Dans d’autres illustrations moins rapprochées, on arrive à distinguer le bébé, la bouée et l’agent à partir d’un autre angle, qui permet de distinguer aussi des membres des secours espagnols près de mineurs, dans la partie rocheuse de la côte de Ceuta.
Le secouriste en question témoigne
Certains médias espagnols sont partis à la rencontre du secouriste pour raconter l’histoire derrière la photo devenue iconique. L’homme s’appelle Juan Francisco, membre du Groupe spécial des activités sous-marines de la Garde civile (GEAS), actuellement en poste à Ceuta. Présenté comme un héros, il indique avoir bien participé aux opérations de sauvetage en mer, pour assister ceux qui ont traversé la frontière en contournant le brise-lames de Tarajal.

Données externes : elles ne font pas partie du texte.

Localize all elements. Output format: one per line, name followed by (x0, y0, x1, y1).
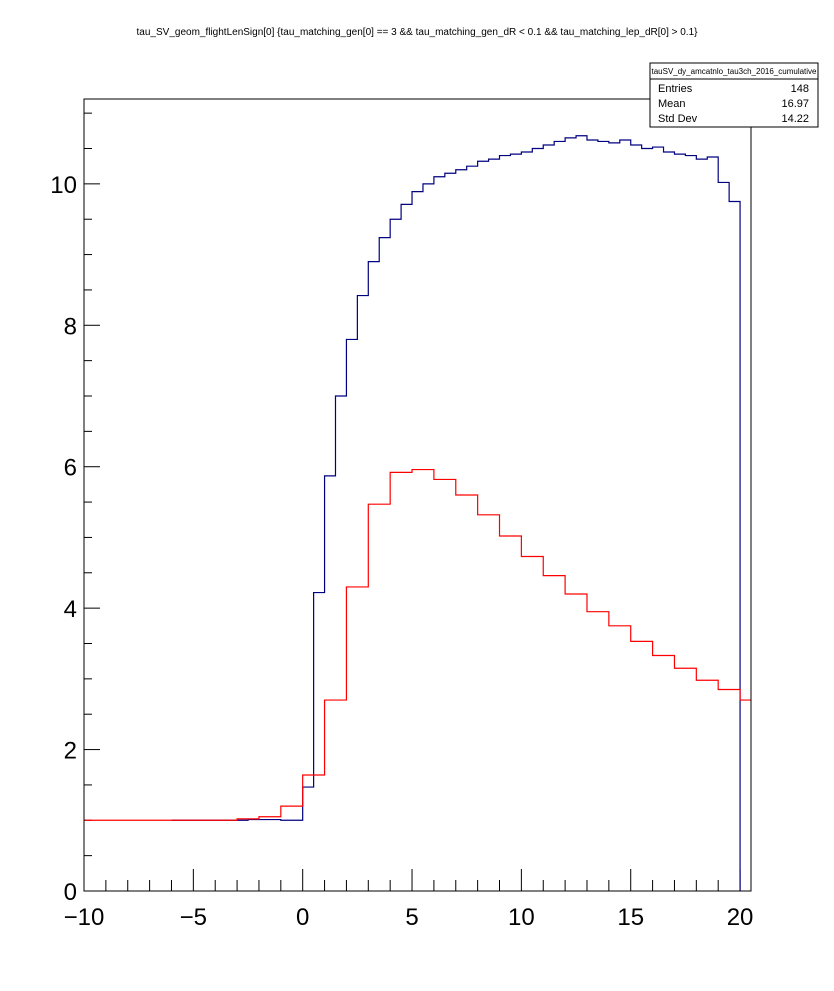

Le bébé est «âgé d’à peine deux ou trois mois, vêtu d’un pyjama rayé blanc et rouge, un bonnet bleu sur la tête et des mitaines à la main», note le site d’information NIUS Diario.
Sur Tele Cinco, Juan Francisco dit avoir repéré d’abord la maman, «à peine capable de rester à flot sur une petite bouée, avec ce qui ressemblait à un paquet, un sac à dos, attaché à son dos». C'est en nageant vers elle, qu'il découvre que c'était un bébé. «Ce n’était pas le seul enfant que j’ai recueilli de la mer», a-t-il encore déclaré, d’une voix visiblement émue. Son témoignage est recueilli également par la radio Cadena SER.
«En mer, nous nous sommes aperçu d’une tête de bébé qui dépassait (…) Quand je l’ai pris dans mes bras, je ne savais pas s’il était encore en vie, son cou se courbait et il avait froid. La seule chose que j’ai faite est de rentrer le plus vite possible pour que le bébé ne soit pas en contact avec l’eau et pour atteindre la terre ferme.»
Des opérations coordonnées avec la Croix-Rouge
Lors de l’émission «El programme de Ana Rosa» sur Tele Cinco, Juan Francisco est présenté comme ayant «sauvé la vie de nombreux bébés dans les eaux de Ceuta». «L’image de l’agent, avec l’enfant dans ses bras sur l’eau, a fait le tour du monde et rappelle désormais ce moment émouvant», indique la cinquième chaîne.
D’autres collègues de Juan Francisco et des agents du Groupe de réserve et de sécurité (GRS) ont pris part à l’opération pour évacuer la maman du nourrisson ainsi que des dizaines de mineurs. Des parents parmi ceux sauvés se seraient jetés à la mer ou utilisé des embarcations pneumatiques ayant lâché en cours de chemin. «Certaines femmes portaient plusieurs enfants», décrit encore Tele Cinco.
NIUS Diario rapporte pour sa part les propos d’Isabel Brasero, porte-parole et responsable de la communication de la Croix-Rouge. Selon elle, «la plupart de ceux arrivés sont des femmes et des enfants. Ils étaient épuisés, certains souffrant d’hypothermie».